Becher mit Notmünzen, ohne Marken:
Ein weiterer Tummler mit schwedischen Nottalern und Schriftzug in schwedischer Sprache, wurde bei Lempertz in Köln angeboten. Auktion am 14.11.2016 2016 Lot Nr. 444.
Ein Tummler mit schwedischen Nottalern, ca. 1730 entstanden, um 1800 zu einem Pokal umgearbeitet. Bukowskis Stockholm, 617 Auktion Juni 2019, Nr. Lot 171
Ein Becher mit schwedischen Notmünzen, schon 1734 dokumentiert
Wie viele es von diesen Bechern gegeben haben muss ist unklar. Sie waren sammelwürdig und fanden u.a. Einlass in Münzsammlungen, womöglich auch als Kuriosität in die Kunstkammersammlungen der Fürsten. Denkbar wäre, dass alle diese Becher auf einen einzigen zurückgehen, wie von einem unbekannten Münzsammler in der Historischen Münz Belustigung von 1734 berichtet wird. So schreibt der Autor:
„Ein werther Münz Freund hat mir gemeldet, daß er die Götzschen Schwedischen Kupfermünzen, auf folgende Weise artig angewendet hatte.
Wenn ein vertrauter Freund bey mir ist, welchem ich meine Armuth, zeigen darf, und derselbe ist in der Besichtigung, meiner Schwedischen Münzen, bis auf die Görtzischen gekommen; so muß eine Schwedische Gesundheit, getrunken werden. Nemlich ich habe mir einen silbernen Becher, mit des Barons Görtzens, 10 kupffern Noth-Münzen, versehen lassen, oben 5 Stück, unten 5 Stück, unten im Boden, ist auch eine Schwedische Kupffer Münze, von A. 1724. Auf dem Becher, um die Noth-Münzen, ist die Schrift eingegraben:
„Hör du Mercurius, der du vermeynet hast, so groß zu seyn als Jupiter, mache dich mit Wig und Waffen flinck und fertig, Verantwortung zu thun, gegen Phoebus, wie du gehandelt hast mit Publica Fide, und dich mir Hülfe Martis und Saturni unterstanden zu verkauffen die Krone um 1. Pf. Kupffer. Deine Hofnung lasse dich zu Schanden werden.“ Auf dem Boden stehet: Dann was zum Heller geschlagen ist, soll kein Thaler werden.

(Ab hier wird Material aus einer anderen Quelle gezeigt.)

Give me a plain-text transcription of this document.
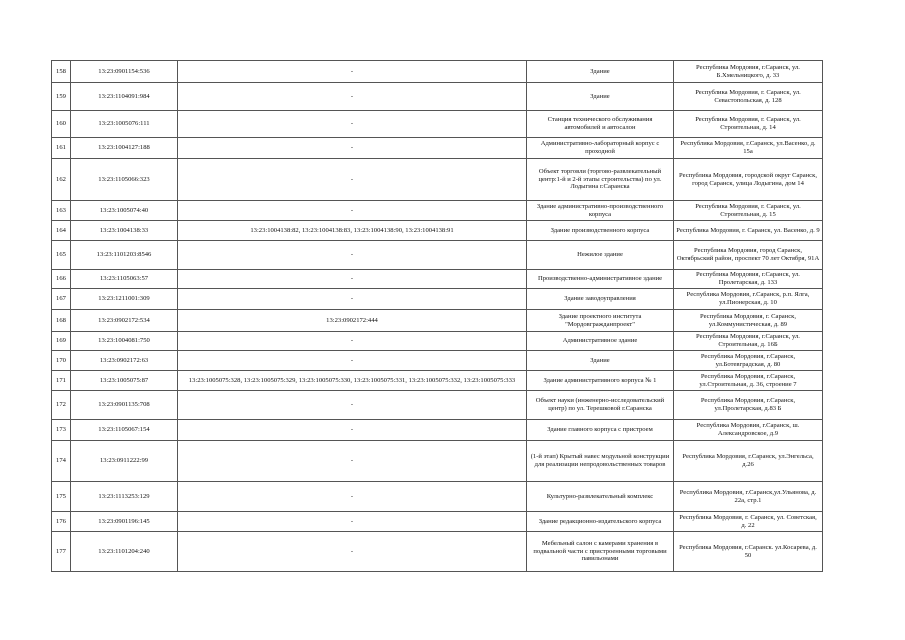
158	13:23:0901154:536	-	Здание	Республика Мордовия, г.Саранск, ул. Б.Хмельницкого, д. 33
159	13:23:1104091:984	-	Здание	Республика Мордовия, г. Саранск, ул. Севастопольская, д. 128
160	13:23:1005076:111	-	Станция технического обслуживания автомобилей и автосалон	Республика Мордовия, г. Саранск, ул. Строительная, д. 14
161	13:23:1004127:188	-	Административно-лабораторный корпус с проходной	Республика Мордовия, г.Саранск, ул.Васенко, д. 15а
162	13:23:1105066:323	-	Объект торговли (торгово-развлекательный центр:1-й и 2-й этапы строительства) по ул. Лодыгина г.Саранска	Республика Мордовия, городской округ Саранск, город Саранск, улица Лодыгина, дом 14
163	13:23:1005074:40	-	Здание административно-производственного корпуса	Республика Мордовия, г. Саранск, ул. Строительная, д. 15
164	13:23:1004138:33	13:23:1004138:82, 13:23:1004138:83, 13:23:1004138:90, 13:23:1004138:91	Здание производственного корпуса	Республика Мордовия, г. Саранск, ул. Васенко, д. 9
165	13:23:1101203:8546	-	Нежилое здание	Республика Мордовия, город Саранск, Октябрьский район, проспект 70 лет Октября, 91А
166	13:23:1105063:57	-	Производственно-административное здание	Республика Мордовия, г.Саранск, ул. Пролетарская, д. 133
167	13:23:1211001:309	-	Здание заводоуправления	Республика Мордовия, г.Саранск, р.п. Ялга, ул.Пионерская, д. 10
168	13:23:0902172:534	13:23:0902172:444	Здание проектного института "Мордовгражданпроект"	Республика Мордовия, г. Саранск, ул.Коммунистическая, д. 89
169	13:23:1004081:750	-	Административное здание	Республика Мордовия, г.Саранск, ул. Строительная, д. 16Б
170	13:23:0902172:63	-	Здание	Республика Мордовия, г.Саранск, ул.Ботевградская, д. 80
171	13:23:1005075:87	13:23:1005075:328, 13:23:1005075:329, 13:23:1005075:330, 13:23:1005075:331, 13:23:1005075:332, 13:23:1005075:333	Здание административного корпуса № 1	Республика Мордовия, г.Саранск, ул.Строительная, д. 36, строение 7
172	13:23:0901135:708	-	Объект науки (инженерно-исследовательский центр) по ул. Терешковой г.Саранска	Республика Мордовия, г.Саранск, ул.Пролетарская, д.83 Б
173	13:23:1105067:154	-	Здание главного корпуса с пристроем	Республика Мордовия, г.Саранск, ш. Александровское, д.9
174	13:23:0911222:99	-	(1-й этап) Крытый навес модульной конструкции для реализации непродовольственных товаров	Республика Мордовия, г.Саранск, ул.Энгельса, д.26
175	13:23:1113253:129	-	Культурно-развлекательный комплекс	Республика Мордовия, г.Саранск,ул.Ульянова, д. 22а, стр.1
176	13:23:0901196:145	-	Здание редакционно-издательского корпуса	Республика Мордовия, г. Саранск, ул. Советская, д. 22
177	13:23:1101204:240	-	Мебельный салон с камерами хранения в подвальной части с пристроенными торговыми павильонами	Республика Мордовия, г.Саранск. ул.Косарева, д. 50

Quelle: Johann David Köhlers im Jahr 1738 wöchentlich herausgegebener Historischer Münz Belustigung 10 Teil. Gedruckt bei Lorenz Riesing?/Rieling? Nürnberg 1738. Darin allerhand merkwürdiger und rare Thaler, Dukaten, Schaustücken und andere sonderbare Gold- und Silber-Münzen
Görtzsche Nottaler
Aus Kupfer wurden während des großen nordischen Krieges auf Vorschlag des Finanzsachverständigen Karl des Zwölften, des holsteinischen Barons Görtz, eine Kreditmünze für 1 Daler Silbermünze in Schweden geprägt, und zwar 1715 – 19 zehn Arten; die älteste von 1715 trägt die Krone auf der Vorderseite, die übrigen die Inschriften: Publica Fide, Wett och Wapen, Flink ogh Färdig, Jupiter, Saturnus, Phoebus, Mars, Mercurius, Hoppet mit Figuren verschiedener Götter. Die Rückseite gab den Wert an (1 Daler). Die beiden letzten wurden gleich nach dem Tode des Königs geprägt, zu welcher Zeit sich etwas 20 Millionen in Umlauf befunden. Sofort nach dem Frieden zu Nystadt 1721 wurde der Nennwert ohne jegliche Entschädigung auf die Hälfte verringert. Binnen kurzem waren sie gänzlich verrufen, jedoch erhielten die Inhaber eine kleine Entschädigung.